CONCLUSIONS: Because of the regulation function of the ID family in many processes, the up or down regulation of IDs genes in tumors Proves how important its tumor development, and therefore those proteins can be used as an indicator for CRC.
摘要:
背景:结直肠癌(CRC)是全球第二大最致命的癌症,也是第三大最常见的癌症,CRC是一种非常异质性的疾病,其中肿瘤可以通过环境和遗传风险因素形成,包括表观遗传和遗传变化。DNA结合蛋白(ID)的抑制剂是一类螺旋-环-螺旋转录调节因子;这些蛋白质被认为是四个高度保留的转录调节因子(ID1-4)的家族,显示在与肿瘤发展相关的许多过程中发挥重要作用。ID家族作为其他必需HLH蛋白的负显性拮抗剂,总结了非功能性异二聚体的产生和转录过程的调节。

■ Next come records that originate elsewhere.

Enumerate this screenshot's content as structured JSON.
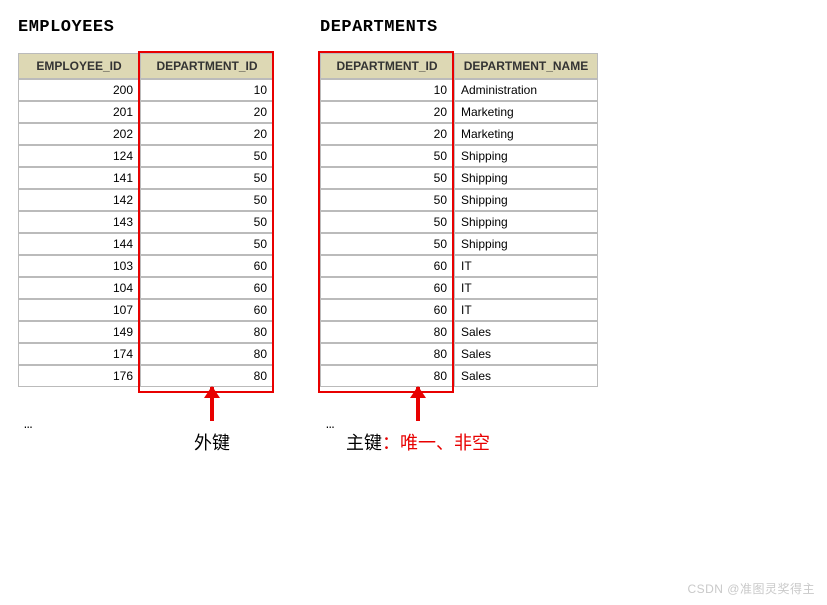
{
  "employees": {
    "title": "EMPLOYEES",
    "headers": {
      "id": "EMPLOYEE_ID",
      "dept": "DEPARTMENT_ID"
    },
    "rows": [
      {
        "id": "200",
        "dept": "10"
      },
      {
        "id": "201",
        "dept": "20"
      },
      {
        "id": "202",
        "dept": "20"
      },
      {
        "id": "124",
        "dept": "50"
      },
      {
        "id": "141",
        "dept": "50"
      },
      {
        "id": "142",
        "dept": "50"
      },
      {
        "id": "143",
        "dept": "50"
      },
      {
        "id": "144",
        "dept": "50"
      },
      {
        "id": "103",
        "dept": "60"
      },
      {
        "id": "104",
        "dept": "60"
      },
      {
        "id": "107",
        "dept": "60"
      },
      {
        "id": "149",
        "dept": "80"
      },
      {
        "id": "174",
        "dept": "80"
      },
      {
        "id": "176",
        "dept": "80"
      }
    ],
    "ellipsis": "…",
    "annotation": "外键"
  },
  "departments": {
    "title": "DEPARTMENTS",
    "headers": {
      "id": "DEPARTMENT_ID",
      "name": "DEPARTMENT_NAME"
    },
    "rows": [
      {
        "id": "10",
        "name": "Administration"
      },
      {
        "id": "20",
        "name": "Marketing"
      },
      {
        "id": "20",
        "name": "Marketing"
      },
      {
        "id": "50",
        "name": "Shipping"
      },
      {
        "id": "50",
        "name": "Shipping"
      },
      {
        "id": "50",
        "name": "Shipping"
      },
      {
        "id": "50",
        "name": "Shipping"
      },
      {
        "id": "50",
        "name": "Shipping"
      },
      {
        "id": "60",
        "name": "IT"
      },
      {
        "id": "60",
        "name": "IT"
      },
      {
        "id": "60",
        "name": "IT"
      },
      {
        "id": "80",
        "name": "Sales"
      },
      {
        "id": "80",
        "name": "Sales"
      },
      {
        "id": "80",
        "name": "Sales"
      }
    ],
    "ellipsis": "…",
    "annotation_main": "主键",
    "annotation_extra": "：唯一、非空"
  },
  "watermark": "CSDN @准图灵奖得主"
}
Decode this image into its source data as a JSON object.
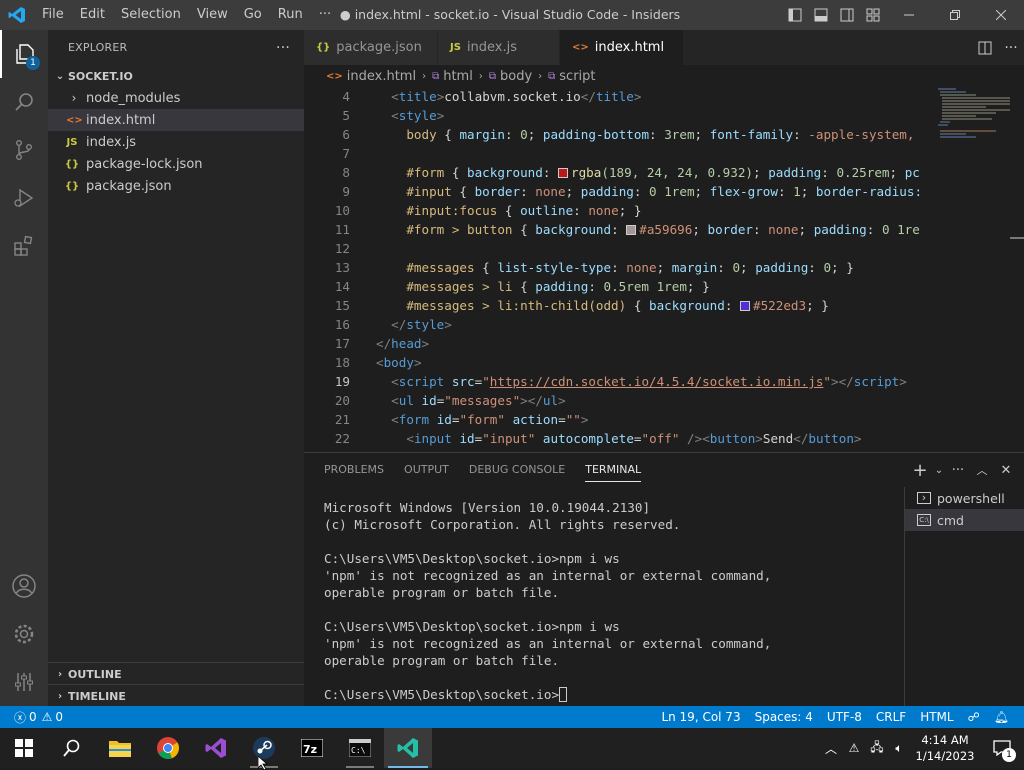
{
  "titlebar": {
    "menu": [
      "File",
      "Edit",
      "Selection",
      "View",
      "Go",
      "Run",
      "···"
    ],
    "title": "● index.html - socket.io - Visual Studio Code - Insiders"
  },
  "activity": {
    "badge": "1"
  },
  "sidebar": {
    "header": "EXPLORER",
    "header_more": "···",
    "folder": "SOCKET.IO",
    "items": [
      {
        "label": "node_modules",
        "icon": "chevron-right"
      },
      {
        "label": "index.html",
        "icon": "html-file"
      },
      {
        "label": "index.js",
        "icon": "js-file",
        "badge": "JS"
      },
      {
        "label": "package-lock.json",
        "icon": "json-file",
        "badge": "{}"
      },
      {
        "label": "package.json",
        "icon": "json-file",
        "badge": "{}"
      }
    ],
    "outline": "OUTLINE",
    "timeline": "TIMELINE"
  },
  "tabs": [
    {
      "label": "package.json",
      "icon": "{}"
    },
    {
      "label": "index.js",
      "icon": "JS"
    },
    {
      "label": "index.html",
      "icon": "<>"
    }
  ],
  "breadcrumb": [
    "index.html",
    "html",
    "body",
    "script"
  ],
  "editor": {
    "line_numbers": [
      "4",
      "5",
      "6",
      "7",
      "8",
      "9",
      "10",
      "11",
      "12",
      "13",
      "14",
      "15",
      "16",
      "17",
      "18",
      "19",
      "20",
      "21",
      "22"
    ],
    "current_line": "19",
    "l4": {
      "o": "<",
      "t": "title",
      "c": ">",
      "text": "collabvm.socket.io",
      "o2": "</",
      "t2": "title",
      "c2": ">"
    },
    "l5": {
      "o": "<",
      "t": "style",
      "c": ">"
    },
    "l6": {
      "sel": "body",
      "b": " { ",
      "p1": "margin",
      "v1": "0",
      "p2": "padding-bottom",
      "v2": "3rem",
      "p3": "font-family",
      "v3": "-apple-system,"
    },
    "l8": {
      "sel": "#form",
      "p1": "background",
      "fn": "rgba",
      "args": "(189, 24, 24, 0.932)",
      "p2": "padding",
      "v2": "0.25rem",
      "rest": "pc"
    },
    "l9": {
      "sel": "#input",
      "p1": "border",
      "v1": "none",
      "p2": "padding",
      "v2": "0 1rem",
      "p3": "flex-grow",
      "v3": "1",
      "p4": "border-radius:"
    },
    "l10": {
      "sel": "#input:focus",
      "p1": "outline",
      "v1": "none"
    },
    "l11": {
      "sel": "#form > button",
      "p1": "background",
      "v1": "#a59696",
      "p2": "border",
      "v2": "none",
      "p3": "padding",
      "v3": "0 1re"
    },
    "l13": {
      "sel": "#messages",
      "p1": "list-style-type",
      "v1": "none",
      "p2": "margin",
      "v2": "0",
      "p3": "padding",
      "v3": "0"
    },
    "l14": {
      "sel": "#messages > li",
      "p1": "padding",
      "v1": "0.5rem 1rem"
    },
    "l15": {
      "sel": "#messages > li:nth-child(odd)",
      "p1": "background",
      "v1": "#522ed3"
    },
    "l16": {
      "t": "style"
    },
    "l17": {
      "t": "head"
    },
    "l18": {
      "t": "body"
    },
    "l19": {
      "t": "script",
      "a": "src",
      "v": "https://cdn.socket.io/4.5.4/socket.io.min.js"
    },
    "l20": {
      "t": "ul",
      "a": "id",
      "v": "messages"
    },
    "l21": {
      "t": "form",
      "a": "id",
      "v": "form",
      "a2": "action",
      "v2": ""
    },
    "l22": {
      "t": "input",
      "a": "id",
      "v": "input",
      "a2": "autocomplete",
      "v2": "off",
      "t2": "button",
      "text": "Send"
    },
    "colors": {
      "rgba_swatch": "#bd1818",
      "a59696": "#a59696",
      "522ed3": "#522ed3"
    }
  },
  "panel": {
    "tabs": [
      "PROBLEMS",
      "OUTPUT",
      "DEBUG CONSOLE",
      "TERMINAL"
    ],
    "active_tab": "TERMINAL",
    "terminal_lines": [
      "Microsoft Windows [Version 10.0.19044.2130]",
      "(c) Microsoft Corporation. All rights reserved.",
      "",
      "C:\\Users\\VM5\\Desktop\\socket.io>npm i ws",
      "'npm' is not recognized as an internal or external command,",
      "operable program or batch file.",
      "",
      "C:\\Users\\VM5\\Desktop\\socket.io>npm i ws",
      "'npm' is not recognized as an internal or external command,",
      "operable program or batch file.",
      "",
      "C:\\Users\\VM5\\Desktop\\socket.io>"
    ],
    "terminals": [
      "powershell",
      "cmd"
    ]
  },
  "statusbar": {
    "errors": "0",
    "warnings": "0",
    "position": "Ln 19, Col 73",
    "spaces": "Spaces: 4",
    "encoding": "UTF-8",
    "eol": "CRLF",
    "language": "HTML"
  },
  "taskbar": {
    "time": "4:14 AM",
    "date": "1/14/2023",
    "notif": "1"
  },
  "accent": "#007acc"
}
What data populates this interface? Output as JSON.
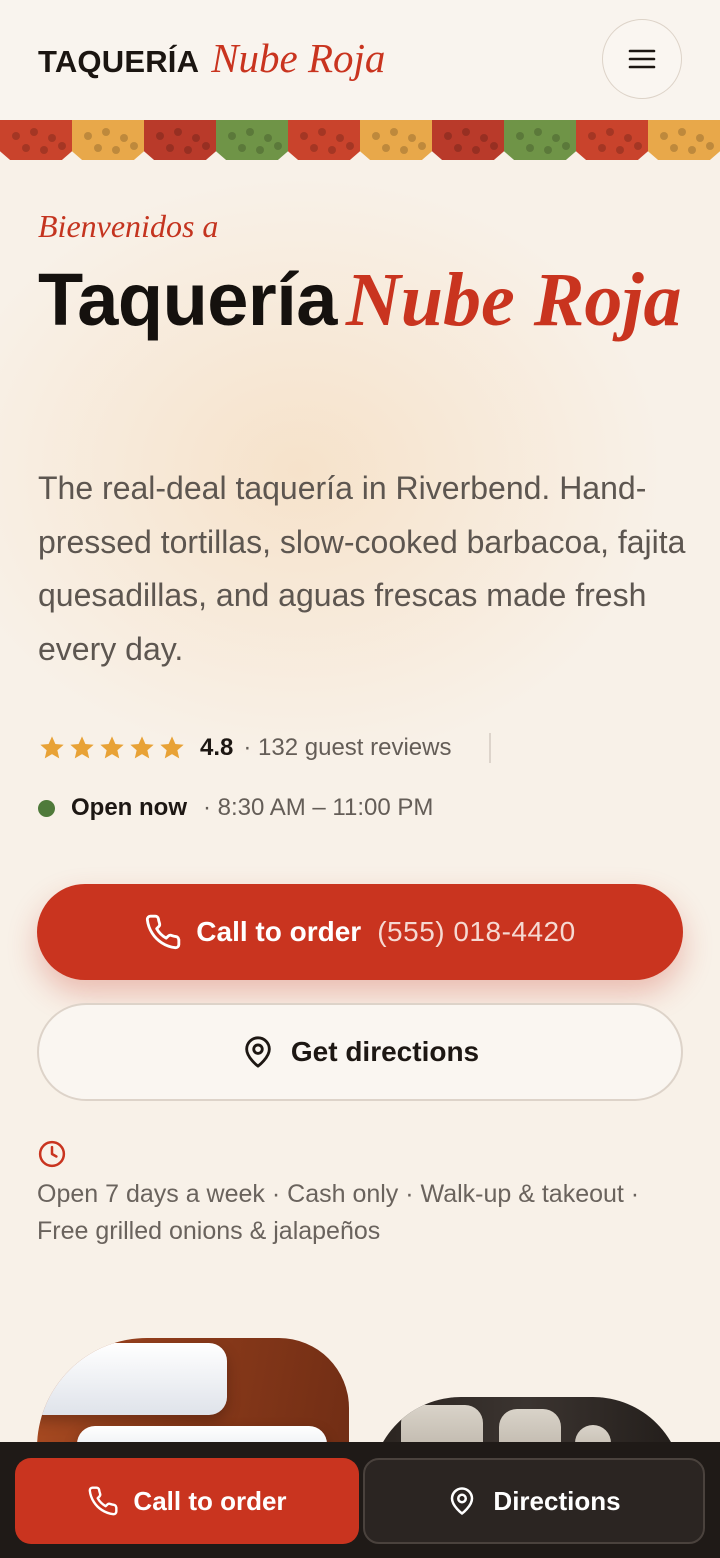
{
  "header": {
    "brand_sans": "TAQUERÍA",
    "brand_script": "Nube Roja",
    "menu_icon": "hamburger-menu-icon"
  },
  "banner": {
    "colors": [
      "#c9432c",
      "#e8a84a",
      "#b93a2a",
      "#6f9447",
      "#c9432c",
      "#e8a84a",
      "#b93a2a",
      "#6f9447",
      "#c9432c",
      "#e8a84a"
    ]
  },
  "hero": {
    "kicker": "Bienvenidos a",
    "title_sans": "Taquería",
    "title_script": "Nube Roja",
    "description": "The real-deal taquería in Riverbend. Hand-pressed tortillas, slow-cooked barbacoa, fajita quesadillas, and aguas frescas made fresh every day."
  },
  "rating": {
    "stars": 5,
    "value": "4.8",
    "count_text": "· 132 guest reviews"
  },
  "status": {
    "label": "Open now",
    "hours": "· 8:30 AM – 11:00 PM"
  },
  "cta": {
    "call_label": "Call to order",
    "call_number": "(555) 018-4420",
    "directions_label": "Get directions"
  },
  "info": {
    "text": "Open 7 days a week · Cash only · Walk-up & takeout · Free grilled onions & jalapeños"
  },
  "bottom_bar": {
    "call_label": "Call to order",
    "directions_label": "Directions"
  },
  "colors": {
    "accent": "#c9341f",
    "background": "#f8f1e8",
    "star": "#e8a236",
    "open_green": "#4f7a3a",
    "dark_bar": "#1f1a17"
  }
}
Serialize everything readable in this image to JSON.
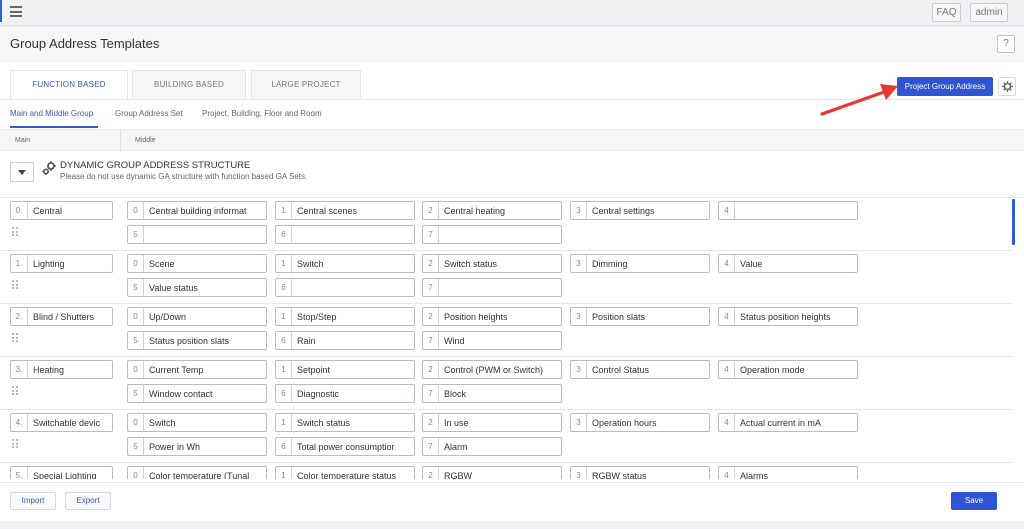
{
  "topbar": {
    "faq": "FAQ",
    "admin": "admin"
  },
  "header": {
    "title": "Group Address Templates",
    "help": "?"
  },
  "tabs": [
    {
      "label": "FUNCTION BASED"
    },
    {
      "label": "BUILDING BASED"
    },
    {
      "label": "LARGE PROJECT"
    }
  ],
  "project_button": "Project Group Address",
  "subtabs": [
    {
      "label": "Main and Middle Group"
    },
    {
      "label": "Group Address Set"
    },
    {
      "label": "Project, Building, Floor and Room"
    }
  ],
  "columns": {
    "main": "Main",
    "middle": "Middle"
  },
  "dynamic": {
    "title": "DYNAMIC GROUP ADDRESS STRUCTURE",
    "subtitle": "Please do not use dynamic GA structure with function based GA Sets."
  },
  "groups": [
    {
      "num": "0.",
      "name": "Central",
      "middles": [
        {
          "num": "0",
          "name": "Central building informat"
        },
        {
          "num": "1",
          "name": "Central scenes"
        },
        {
          "num": "2",
          "name": "Central heating"
        },
        {
          "num": "3",
          "name": "Central settings"
        },
        {
          "num": "4",
          "name": ""
        },
        {
          "num": "5",
          "name": ""
        },
        {
          "num": "6",
          "name": ""
        },
        {
          "num": "7",
          "name": ""
        }
      ]
    },
    {
      "num": "1.",
      "name": "Lighting",
      "middles": [
        {
          "num": "0",
          "name": "Scene"
        },
        {
          "num": "1",
          "name": "Switch"
        },
        {
          "num": "2",
          "name": "Switch status"
        },
        {
          "num": "3",
          "name": "Dimming"
        },
        {
          "num": "4",
          "name": "Value"
        },
        {
          "num": "5",
          "name": "Value status"
        },
        {
          "num": "6",
          "name": ""
        },
        {
          "num": "7",
          "name": ""
        }
      ]
    },
    {
      "num": "2.",
      "name": "Blind / Shutters",
      "middles": [
        {
          "num": "0",
          "name": "Up/Down"
        },
        {
          "num": "1",
          "name": "Stop/Step"
        },
        {
          "num": "2",
          "name": "Position heights"
        },
        {
          "num": "3",
          "name": "Position slats"
        },
        {
          "num": "4",
          "name": "Status position heights"
        },
        {
          "num": "5",
          "name": "Status position slats"
        },
        {
          "num": "6",
          "name": "Rain"
        },
        {
          "num": "7",
          "name": "Wind"
        }
      ]
    },
    {
      "num": "3.",
      "name": "Heating",
      "middles": [
        {
          "num": "0",
          "name": "Current Temp"
        },
        {
          "num": "1",
          "name": "Setpoint"
        },
        {
          "num": "2",
          "name": "Control (PWM or Switch)"
        },
        {
          "num": "3",
          "name": "Control Status"
        },
        {
          "num": "4",
          "name": "Operation mode"
        },
        {
          "num": "5",
          "name": "Window contact"
        },
        {
          "num": "6",
          "name": "Diagnostic"
        },
        {
          "num": "7",
          "name": "Block"
        }
      ]
    },
    {
      "num": "4.",
      "name": "Switchable devic",
      "middles": [
        {
          "num": "0",
          "name": "Switch"
        },
        {
          "num": "1",
          "name": "Switch status"
        },
        {
          "num": "2",
          "name": "In use"
        },
        {
          "num": "3",
          "name": "Operation hours"
        },
        {
          "num": "4",
          "name": "Actual current in mA"
        },
        {
          "num": "5",
          "name": "Power in Wh"
        },
        {
          "num": "6",
          "name": "Total power consumptior"
        },
        {
          "num": "7",
          "name": "Alarm"
        }
      ]
    },
    {
      "num": "5.",
      "name": "Special Lighting",
      "middles": [
        {
          "num": "0",
          "name": "Color temperature (Tunal"
        },
        {
          "num": "1",
          "name": "Color temperature status"
        },
        {
          "num": "2",
          "name": "RGBW"
        },
        {
          "num": "3",
          "name": "RGBW status"
        },
        {
          "num": "4",
          "name": "Alarms"
        }
      ]
    }
  ],
  "footer": {
    "import": "Import",
    "export": "Export",
    "save": "Save"
  },
  "colors": {
    "accent": "#2f55d4",
    "arrow": "#e53935"
  }
}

方法:120个新鲜组织和血液样本从诊断为CRC的患者中收集四十(40)个新鲜组织和血液样本,从诊断为健康的患者中收集了二十(20)个样本。(qRT-PCR)方法是用于定量稳态mRNA水平的灵敏技术,其用于评价ID(1-4)基因的表达水平。
结果:研究结果表明组织中ID1的下调,患者组和对照组之间有非常显著的变化,在血液样本中显示ID1基因的上调。ID2基因还表现出高度显著的变化,其中显示组织中的上调和血液样品中的下调。ID3和ID4基因在组织和血液样品中显示下调,在患者和血型之间ID3血液样品中具有显著变化。
结论:由于ID家族在许多过程中的调节功能,肿瘤中ID基因的上调或下调证明了其在肿瘤发展中的重要性,因此,这些蛋白质可以用作CRC的指标。
方法:120个新鲜组织和血液样本从诊断为CRC的患者中收集四十(40)个新鲜组织和血液样本,从诊断为健康的患者中收集了二十(20)个样本。(qRT-PCR)方法是用于定量稳态mRNA水平的灵敏技术,其用于评价ID(1-4)基因的表达水平。
结果:研究结果表明组织中ID1的下调,患者组和对照组之间有非常显著的变化,在血液样本中显示ID1基因的上调。ID2基因还表现出高度显著的变化,其中显示组织中的上调和血液样品中的下调。ID3和ID4基因在组织和血液样品中显示下调,在患者和血型之间ID3血液样品中具有显著变化。
结论:由于ID家族在许多过程中的调节功能,肿瘤中ID基因的上调或下调证明了其在肿瘤发展中的重要性,因此,这些蛋白质可以用作CRC的指标。